De otra parte, la tragedia se presentó en un vuelo que venía desde Brasil y que no alcanzó a aterrizar en Medellín por falta de combustible, vistiendo de luto al deporte mundial al fallecer casi toda la delegación del equipo Chapecoense que venía a jugar la final de la Copa Sudamericana contra Atlético Nacional. En el ámbito internacional, el mundo no fue ajeno a las elecciones locas. Los ingleses dijeron good bye a la Unión Europea y los estadounidenses eligieron al inelegible Donald Trump. Todo al revés. El terrorismo aceleró su paso devastador por todo el mundo en los cinco continentes, ensañándose especialmente con Francia y Alemania, y Siria, pobre Siria, se siguió sumiendo en el dolor de la guerra más sangrienta e incomprensible del mundo contemporáneo.

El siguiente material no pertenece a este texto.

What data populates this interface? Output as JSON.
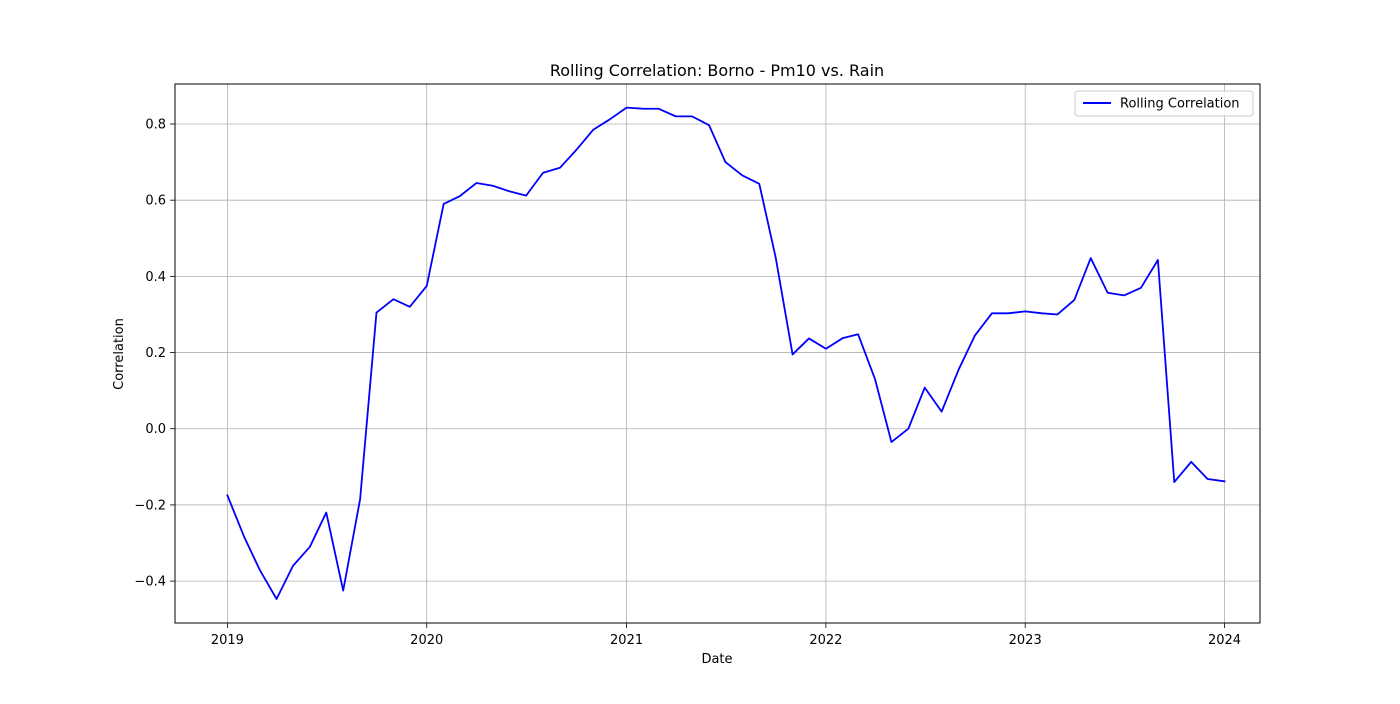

Se me quedarán muchos hechos importantes por fuera, de acá y de otras latitudes. Sin embargo, el hecho que sin duda marcó mi 2016 fue la aterradora, cruel, infame e inexplicable muerte de la niña de siete años Yuliana Andrea Samboní Muñoz. No solo fue asesinada la pequeña Yuliana. Además fue raptada, torturada y violada por su desquisiado perpetrador.

Los relatos, pruebas, indicios, conjeturas y hechos posteriores y subyacentes que rodearon la macabra muerte de la niña Yuliana Samboní han sido ampliamente difundidos por los medios de comunicación, y la Fiscalía General ha sido especialmente diligente con el seguimiento de este episodio. Por eso no entraré en detalles sobre el caso, pero sí intentaré destacar algunos rasgos de este triste suceso que me permiten bautizar al 2016 como el año de Yuliana.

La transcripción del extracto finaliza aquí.